Get up as quickly as you fall, and you will recover your past merits. You will not have to start the journey all over again; you will continue from the point where you fell. According to St. Thomas (Aquinas) and other theologians, grace may even revive in the soul in a higher degree than before its loss, provided contrition is fervent enough. This is the way to peace, because it will restore the indwelling of the Holy Trinity within us.
For those of us with a scrupulous conscience, I want to quote the words of Father Alfred Wilson, C.P., in his Pardon and Peace(1948):
Love of God is the most effective antidote to sin. If we love God intensely, we shall hate sin effectively. If you desire to hate and conquer sin, try to forget all about yourself for a time, and study instead and ponder the goodness and loveableness of God, so that your soul may be refreshed by basking in the sunshine of His love. Get out into the fresh air of God's love and away from the fetid atmosphere of the repulsive and depressing dungeons of self and sin.

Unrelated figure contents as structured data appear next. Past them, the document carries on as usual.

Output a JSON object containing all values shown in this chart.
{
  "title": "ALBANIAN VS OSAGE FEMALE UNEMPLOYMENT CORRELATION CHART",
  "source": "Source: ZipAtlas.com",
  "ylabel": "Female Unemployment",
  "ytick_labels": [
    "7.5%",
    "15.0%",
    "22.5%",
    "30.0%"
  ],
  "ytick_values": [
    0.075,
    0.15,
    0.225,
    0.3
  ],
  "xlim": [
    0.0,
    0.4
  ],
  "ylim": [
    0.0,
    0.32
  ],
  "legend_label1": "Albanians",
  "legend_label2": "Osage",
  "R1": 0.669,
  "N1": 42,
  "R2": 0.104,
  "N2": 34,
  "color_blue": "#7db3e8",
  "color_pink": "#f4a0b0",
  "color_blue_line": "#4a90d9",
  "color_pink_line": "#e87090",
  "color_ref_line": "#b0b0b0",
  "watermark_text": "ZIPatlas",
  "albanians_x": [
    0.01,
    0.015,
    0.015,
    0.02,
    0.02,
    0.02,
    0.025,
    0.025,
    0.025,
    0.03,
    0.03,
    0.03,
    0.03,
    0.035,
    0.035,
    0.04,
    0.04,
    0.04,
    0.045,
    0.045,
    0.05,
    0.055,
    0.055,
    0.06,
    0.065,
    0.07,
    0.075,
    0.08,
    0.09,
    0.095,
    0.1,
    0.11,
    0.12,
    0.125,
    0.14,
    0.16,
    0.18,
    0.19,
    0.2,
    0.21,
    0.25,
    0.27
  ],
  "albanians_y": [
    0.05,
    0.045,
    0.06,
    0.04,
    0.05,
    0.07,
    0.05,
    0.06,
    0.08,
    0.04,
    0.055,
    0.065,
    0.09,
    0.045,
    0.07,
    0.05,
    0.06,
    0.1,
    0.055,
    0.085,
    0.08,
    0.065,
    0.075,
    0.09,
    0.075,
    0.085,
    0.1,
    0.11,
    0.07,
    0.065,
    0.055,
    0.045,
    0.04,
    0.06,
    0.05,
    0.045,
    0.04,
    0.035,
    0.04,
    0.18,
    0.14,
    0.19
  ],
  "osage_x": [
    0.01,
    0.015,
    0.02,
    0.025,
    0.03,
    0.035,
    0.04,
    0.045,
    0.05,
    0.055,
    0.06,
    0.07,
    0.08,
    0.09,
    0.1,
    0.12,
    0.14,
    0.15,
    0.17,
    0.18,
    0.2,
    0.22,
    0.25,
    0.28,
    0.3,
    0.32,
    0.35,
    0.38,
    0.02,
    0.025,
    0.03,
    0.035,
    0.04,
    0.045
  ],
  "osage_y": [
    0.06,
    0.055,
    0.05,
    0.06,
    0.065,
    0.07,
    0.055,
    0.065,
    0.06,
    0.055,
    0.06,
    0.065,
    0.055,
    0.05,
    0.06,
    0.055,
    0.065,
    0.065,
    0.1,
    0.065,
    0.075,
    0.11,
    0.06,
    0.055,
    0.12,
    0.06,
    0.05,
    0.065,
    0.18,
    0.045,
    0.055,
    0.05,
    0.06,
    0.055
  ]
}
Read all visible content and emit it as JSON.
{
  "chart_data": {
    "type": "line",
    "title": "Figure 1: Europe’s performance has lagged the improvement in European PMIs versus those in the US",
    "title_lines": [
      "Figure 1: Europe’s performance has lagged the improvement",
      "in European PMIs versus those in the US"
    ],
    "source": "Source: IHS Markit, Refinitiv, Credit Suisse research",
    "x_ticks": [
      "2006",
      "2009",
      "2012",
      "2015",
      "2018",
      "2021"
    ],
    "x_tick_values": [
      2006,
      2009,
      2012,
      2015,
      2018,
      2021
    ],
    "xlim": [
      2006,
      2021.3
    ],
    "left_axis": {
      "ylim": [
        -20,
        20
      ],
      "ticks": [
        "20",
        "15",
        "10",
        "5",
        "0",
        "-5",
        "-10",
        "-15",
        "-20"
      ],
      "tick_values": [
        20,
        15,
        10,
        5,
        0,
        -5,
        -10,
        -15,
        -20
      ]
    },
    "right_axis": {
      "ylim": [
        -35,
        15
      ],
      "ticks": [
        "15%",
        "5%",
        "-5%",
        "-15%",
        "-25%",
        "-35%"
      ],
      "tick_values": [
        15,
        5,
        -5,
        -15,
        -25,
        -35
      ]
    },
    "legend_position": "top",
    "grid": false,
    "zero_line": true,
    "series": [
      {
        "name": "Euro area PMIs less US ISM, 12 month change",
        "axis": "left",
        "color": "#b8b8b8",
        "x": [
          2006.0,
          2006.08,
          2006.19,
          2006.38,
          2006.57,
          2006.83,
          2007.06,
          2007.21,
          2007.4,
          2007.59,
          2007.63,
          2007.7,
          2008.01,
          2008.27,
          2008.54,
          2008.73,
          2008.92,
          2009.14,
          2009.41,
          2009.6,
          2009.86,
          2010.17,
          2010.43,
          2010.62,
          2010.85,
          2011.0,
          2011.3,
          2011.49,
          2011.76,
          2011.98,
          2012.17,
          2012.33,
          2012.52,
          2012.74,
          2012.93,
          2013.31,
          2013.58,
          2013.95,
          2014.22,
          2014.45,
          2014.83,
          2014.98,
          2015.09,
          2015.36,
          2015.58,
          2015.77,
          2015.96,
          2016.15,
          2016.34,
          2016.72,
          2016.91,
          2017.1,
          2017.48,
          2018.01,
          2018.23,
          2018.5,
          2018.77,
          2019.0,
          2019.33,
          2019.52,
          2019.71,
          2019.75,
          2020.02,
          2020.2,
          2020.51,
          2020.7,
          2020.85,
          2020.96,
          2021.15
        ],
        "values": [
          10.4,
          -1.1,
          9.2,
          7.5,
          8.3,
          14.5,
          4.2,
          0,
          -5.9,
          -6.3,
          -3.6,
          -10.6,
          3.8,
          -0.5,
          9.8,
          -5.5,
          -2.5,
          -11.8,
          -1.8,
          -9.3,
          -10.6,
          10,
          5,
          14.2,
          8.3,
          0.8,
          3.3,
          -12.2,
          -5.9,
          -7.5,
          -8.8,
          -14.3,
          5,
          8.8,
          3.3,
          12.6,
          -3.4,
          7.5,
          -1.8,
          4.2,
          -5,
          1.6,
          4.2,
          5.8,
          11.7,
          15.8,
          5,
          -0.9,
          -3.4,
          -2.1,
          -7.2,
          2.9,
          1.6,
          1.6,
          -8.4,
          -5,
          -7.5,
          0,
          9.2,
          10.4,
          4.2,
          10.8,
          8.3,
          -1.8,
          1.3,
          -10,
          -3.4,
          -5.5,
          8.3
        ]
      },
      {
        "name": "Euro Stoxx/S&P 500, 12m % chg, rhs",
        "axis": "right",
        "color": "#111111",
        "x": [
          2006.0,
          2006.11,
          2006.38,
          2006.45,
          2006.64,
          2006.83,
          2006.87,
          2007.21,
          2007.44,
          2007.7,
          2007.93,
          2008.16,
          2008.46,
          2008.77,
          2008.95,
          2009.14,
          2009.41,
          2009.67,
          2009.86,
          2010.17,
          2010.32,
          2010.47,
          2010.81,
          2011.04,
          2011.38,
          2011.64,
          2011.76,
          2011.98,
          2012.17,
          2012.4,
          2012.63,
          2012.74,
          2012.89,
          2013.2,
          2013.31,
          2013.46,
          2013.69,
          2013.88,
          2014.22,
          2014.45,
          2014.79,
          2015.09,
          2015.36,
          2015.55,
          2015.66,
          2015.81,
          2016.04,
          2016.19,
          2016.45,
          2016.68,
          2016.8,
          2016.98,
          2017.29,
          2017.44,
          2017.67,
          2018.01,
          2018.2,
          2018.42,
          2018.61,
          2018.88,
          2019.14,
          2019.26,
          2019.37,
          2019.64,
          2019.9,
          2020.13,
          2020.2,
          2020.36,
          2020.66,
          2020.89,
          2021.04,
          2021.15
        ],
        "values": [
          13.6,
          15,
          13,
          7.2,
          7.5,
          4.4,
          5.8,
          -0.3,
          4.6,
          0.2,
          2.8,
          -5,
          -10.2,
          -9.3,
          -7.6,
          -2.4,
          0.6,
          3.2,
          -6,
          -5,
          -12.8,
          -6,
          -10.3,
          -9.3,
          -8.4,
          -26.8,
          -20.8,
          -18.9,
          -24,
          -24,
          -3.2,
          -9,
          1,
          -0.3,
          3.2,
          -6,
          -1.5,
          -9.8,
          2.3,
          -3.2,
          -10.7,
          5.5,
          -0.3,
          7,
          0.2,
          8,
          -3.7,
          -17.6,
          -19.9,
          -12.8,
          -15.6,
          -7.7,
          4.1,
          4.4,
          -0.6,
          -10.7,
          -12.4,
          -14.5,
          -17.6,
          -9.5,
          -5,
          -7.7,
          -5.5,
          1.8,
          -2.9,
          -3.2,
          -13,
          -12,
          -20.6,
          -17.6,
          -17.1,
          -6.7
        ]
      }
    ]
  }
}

Nothing pleases God like a contrite heart coupled with a loving confidence in His mercy. If our conscience accuses us, then be sorry, go to Confession, and resolve to do better hereafter. Thus, our peace of mind is restored. If we have the testimony of a good conscience, then, as St. John says, "We have confidence towards God, and whatsoever we shall ask, we shall receive of him, because we keep his commandments, and do those things which are pleasing in his sight" (1 John 3.21-22).
Obviously it is foolish to think that sins need not be repented of and absolved, that they will dissolve themselves in the course of time. The longer they stay on your conscience, the worse trouble they will make, leaving you no peace and nagging at you constantly like a shrewish housewife. Can you enjoy peace of mind with a buzzing bee in your ear? But it is even worse to entertain a mean idea of God, as though He were not a forgiving Father.
Fr. Mateo |
One of the many souls who regard Jesus a tyrant was preparing to make a general confession for the hundredth time. Restlessly, she spent the days of her retreat writing down the sins of her whole life. She neither meditated nor prayed; she was entirely absorbed in an examination which stifled her.
At last she went into the confessional. She read out the list of her sins, repeating and explaining over, and over again, in fear and trembling. When at length she thought she had finished, a voice was heard which very gently and very sadly said,
"You have forgotten something very important."
"I thought I must have," she answered, terror-stricken, and hastily prepared to read it all again.
"Your sin is not in your notes," continued the Voice, "and it offends me much more than all that you have said. Accuse yourself of lack of trust."
The voice moved her her to the depths and she sought to ascertain if it were really her confessor's. The Confessional was empty! Jesus had come to give her a supreme lesson.